Yahoo Is Trying to Connect to the Social Boom Without Stepping in It Like Google Buzz
Is there more than one way to skin a social graph?
Yesterday, Yahoo (YHOO) took another step in its efforts to play fast catch-up in the social networking arena, by dramatically expanding its relationship with Twitter and integrating the microblogging service broadly throughout its Web site.
In much the same way it did recently with Facebook, Yahoo’s move is part of a massive integration of more innovative and popular third-party social networking sites across the giant Internet portal, which is code-named internally “Project Rushmore.”
Some think outsourcing the job to more capable companies is yet another monument to Yahoo’s failure at its own much touted plans to socialize itself.
And while this is true to a large extent, BoomTown is not so sure it’s a bad idea, especially compared with the flailing experienced by Google (GOOG) recently from its own attempts to compete with Facebook and Twitter via the rollout of Google Buzz.
That has certainly turned out to be a confusing mishmash so far and most definitely a privacy quagmire for the search giant, which–let’s be honest–might not be able to grok social even if it got poked in the head relentlessly.
And while Google execs have loudly claimed that they are not aiming at the social networking’s twin phenoms, the air of aggressive desperation–or maybe desperate aggression–is palpable.
That’s why what the Silicon Valley icon is doing might be the best solution for it at this point–if you can’t innovate, aggregate!
“We want to integrate across all social networks to give consumers a better experience,” said Cody Simms, senior director of product management for Yahoo’s open strategy, in an interview yesterday. “Yahoo then becomes a network of social networks, making it easier for users.”
And that effort to make Yahoo the one place to gather it all is just what it seems to be trying to do.

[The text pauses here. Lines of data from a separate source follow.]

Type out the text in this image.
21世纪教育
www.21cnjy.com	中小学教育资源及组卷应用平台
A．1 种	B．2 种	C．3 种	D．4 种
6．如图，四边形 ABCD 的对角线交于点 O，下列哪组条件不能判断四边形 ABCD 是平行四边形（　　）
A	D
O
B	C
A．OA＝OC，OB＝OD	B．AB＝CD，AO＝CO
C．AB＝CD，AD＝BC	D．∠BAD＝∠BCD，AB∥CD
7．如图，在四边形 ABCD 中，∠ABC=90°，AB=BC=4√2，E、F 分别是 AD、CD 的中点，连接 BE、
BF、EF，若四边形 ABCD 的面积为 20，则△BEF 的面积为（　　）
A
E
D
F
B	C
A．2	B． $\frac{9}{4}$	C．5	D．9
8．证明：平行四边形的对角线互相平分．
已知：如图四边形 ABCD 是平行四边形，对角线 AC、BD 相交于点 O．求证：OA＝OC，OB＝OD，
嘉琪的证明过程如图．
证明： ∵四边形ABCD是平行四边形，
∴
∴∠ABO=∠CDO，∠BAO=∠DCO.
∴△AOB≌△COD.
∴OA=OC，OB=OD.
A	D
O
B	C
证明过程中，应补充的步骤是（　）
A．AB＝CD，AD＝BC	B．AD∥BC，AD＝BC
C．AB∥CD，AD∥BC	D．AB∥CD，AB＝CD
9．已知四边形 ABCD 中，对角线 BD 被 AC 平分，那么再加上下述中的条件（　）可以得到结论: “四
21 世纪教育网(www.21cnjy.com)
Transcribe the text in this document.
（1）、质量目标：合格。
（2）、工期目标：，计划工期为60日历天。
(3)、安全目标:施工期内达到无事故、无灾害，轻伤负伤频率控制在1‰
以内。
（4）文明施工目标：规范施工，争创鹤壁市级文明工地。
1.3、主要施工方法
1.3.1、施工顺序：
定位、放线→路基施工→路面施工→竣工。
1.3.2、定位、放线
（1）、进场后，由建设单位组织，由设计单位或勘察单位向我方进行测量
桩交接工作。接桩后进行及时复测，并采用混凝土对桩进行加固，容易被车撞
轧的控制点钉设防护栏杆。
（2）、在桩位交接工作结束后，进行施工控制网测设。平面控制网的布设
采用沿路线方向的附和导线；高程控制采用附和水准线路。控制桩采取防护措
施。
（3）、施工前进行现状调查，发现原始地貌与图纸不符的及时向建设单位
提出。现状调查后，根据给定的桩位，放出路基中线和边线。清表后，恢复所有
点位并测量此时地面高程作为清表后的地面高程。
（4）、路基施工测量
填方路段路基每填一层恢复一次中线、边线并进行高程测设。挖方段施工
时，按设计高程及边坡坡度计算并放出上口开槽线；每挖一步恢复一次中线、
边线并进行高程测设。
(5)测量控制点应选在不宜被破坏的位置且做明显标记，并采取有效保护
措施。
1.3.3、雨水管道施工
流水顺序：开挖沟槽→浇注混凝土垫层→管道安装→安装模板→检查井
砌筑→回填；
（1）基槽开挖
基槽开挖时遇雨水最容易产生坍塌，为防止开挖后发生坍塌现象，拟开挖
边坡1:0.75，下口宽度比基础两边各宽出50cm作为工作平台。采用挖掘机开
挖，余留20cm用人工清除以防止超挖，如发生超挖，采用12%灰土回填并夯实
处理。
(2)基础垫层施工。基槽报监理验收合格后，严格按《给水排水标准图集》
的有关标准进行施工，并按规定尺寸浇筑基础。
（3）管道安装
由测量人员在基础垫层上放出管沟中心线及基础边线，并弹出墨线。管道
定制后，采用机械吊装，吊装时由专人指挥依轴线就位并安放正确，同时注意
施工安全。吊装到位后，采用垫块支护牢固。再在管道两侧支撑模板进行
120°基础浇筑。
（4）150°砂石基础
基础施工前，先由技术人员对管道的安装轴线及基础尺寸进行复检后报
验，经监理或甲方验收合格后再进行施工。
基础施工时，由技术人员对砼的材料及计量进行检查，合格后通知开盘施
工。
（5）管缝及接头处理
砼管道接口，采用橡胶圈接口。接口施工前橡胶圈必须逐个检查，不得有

In December, Yahoo announced it would integrate Facebook Connect with its many properties–from its powerful media sites to its Flickr photo service to its email.
That has now been followed by the weaving of Twitter’s real-time feed throughout the service in a variety of ways. Under terms of the deal, users can access the data stream of tweets while on Yahoo, make status updates and share Yahoo content.

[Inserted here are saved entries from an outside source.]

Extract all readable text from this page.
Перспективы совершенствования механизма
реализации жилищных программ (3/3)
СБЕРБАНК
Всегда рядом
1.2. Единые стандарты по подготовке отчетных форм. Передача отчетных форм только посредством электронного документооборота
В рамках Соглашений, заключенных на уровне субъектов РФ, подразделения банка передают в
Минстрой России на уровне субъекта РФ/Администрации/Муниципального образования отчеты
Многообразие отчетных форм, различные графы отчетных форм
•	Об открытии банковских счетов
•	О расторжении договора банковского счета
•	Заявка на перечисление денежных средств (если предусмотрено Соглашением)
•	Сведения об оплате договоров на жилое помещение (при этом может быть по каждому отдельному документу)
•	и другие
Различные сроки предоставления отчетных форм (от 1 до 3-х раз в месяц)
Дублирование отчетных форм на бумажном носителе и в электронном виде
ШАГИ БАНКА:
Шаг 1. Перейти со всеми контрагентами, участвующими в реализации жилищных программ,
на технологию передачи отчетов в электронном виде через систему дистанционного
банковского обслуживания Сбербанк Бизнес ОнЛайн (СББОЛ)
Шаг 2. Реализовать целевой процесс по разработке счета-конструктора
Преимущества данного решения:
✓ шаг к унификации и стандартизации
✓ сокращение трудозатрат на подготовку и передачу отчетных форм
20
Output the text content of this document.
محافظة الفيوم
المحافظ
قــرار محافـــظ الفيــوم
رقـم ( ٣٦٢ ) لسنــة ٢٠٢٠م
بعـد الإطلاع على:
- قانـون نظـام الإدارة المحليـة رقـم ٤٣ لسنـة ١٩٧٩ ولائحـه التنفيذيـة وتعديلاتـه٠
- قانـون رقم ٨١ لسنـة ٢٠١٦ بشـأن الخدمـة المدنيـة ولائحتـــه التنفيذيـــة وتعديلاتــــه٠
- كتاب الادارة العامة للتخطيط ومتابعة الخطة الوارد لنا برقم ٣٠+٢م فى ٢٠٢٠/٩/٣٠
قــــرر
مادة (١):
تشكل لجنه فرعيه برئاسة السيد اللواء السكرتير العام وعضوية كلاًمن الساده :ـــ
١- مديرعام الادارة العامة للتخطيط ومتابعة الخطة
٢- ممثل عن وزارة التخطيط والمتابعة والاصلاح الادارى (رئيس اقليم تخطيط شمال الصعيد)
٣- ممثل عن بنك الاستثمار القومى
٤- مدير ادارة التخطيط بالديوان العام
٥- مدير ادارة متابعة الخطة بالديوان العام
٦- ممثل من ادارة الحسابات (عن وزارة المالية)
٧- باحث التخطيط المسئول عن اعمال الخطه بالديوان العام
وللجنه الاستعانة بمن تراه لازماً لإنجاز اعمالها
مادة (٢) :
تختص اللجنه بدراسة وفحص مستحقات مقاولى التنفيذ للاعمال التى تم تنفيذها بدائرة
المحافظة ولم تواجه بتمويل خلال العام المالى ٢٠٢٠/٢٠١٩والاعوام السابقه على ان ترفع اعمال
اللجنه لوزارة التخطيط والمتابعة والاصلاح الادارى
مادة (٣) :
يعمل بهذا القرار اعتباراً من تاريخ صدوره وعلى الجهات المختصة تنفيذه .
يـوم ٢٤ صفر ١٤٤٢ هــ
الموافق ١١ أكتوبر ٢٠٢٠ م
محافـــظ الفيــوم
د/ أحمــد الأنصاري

In addition, Yahoo said that search and media properties “like News, Finance, Entertainment, and Sports will include real-time public Twitter updates across a variety of topics.”
Yahoo sources said the company would be striking similar deals with other social networking sites, and MySpace and LinkedIn are likely candidates for the next two spots on Yahoo’s social monument.
This kind of search and presentation improvement is key, of course, as Yahoo must present a more innovative palette of tools to consumers as Microsoft (MSFT) takes over its search technology and others offer users an increasing number of features.
Without naming Google Buzz, Jim Stoneham, Yahoo’s VP of Communities, said he thinks it is the best course at this point in the game, in which Facebook and Twitter have run far ahead with the social ball and do not show any signs of slowing down quite yet.
“I don’t think yet another social network, no matter how you try to force it on consumers, is what people want,” said Stoneham, in a not-so-veiled slap at Google Buzz. “So, Yahoo will obviously not be doing another social network.”
That’s the best news I have heard in a long time from Yahoo. Now, let’s see if it can turn not making something into, well, something.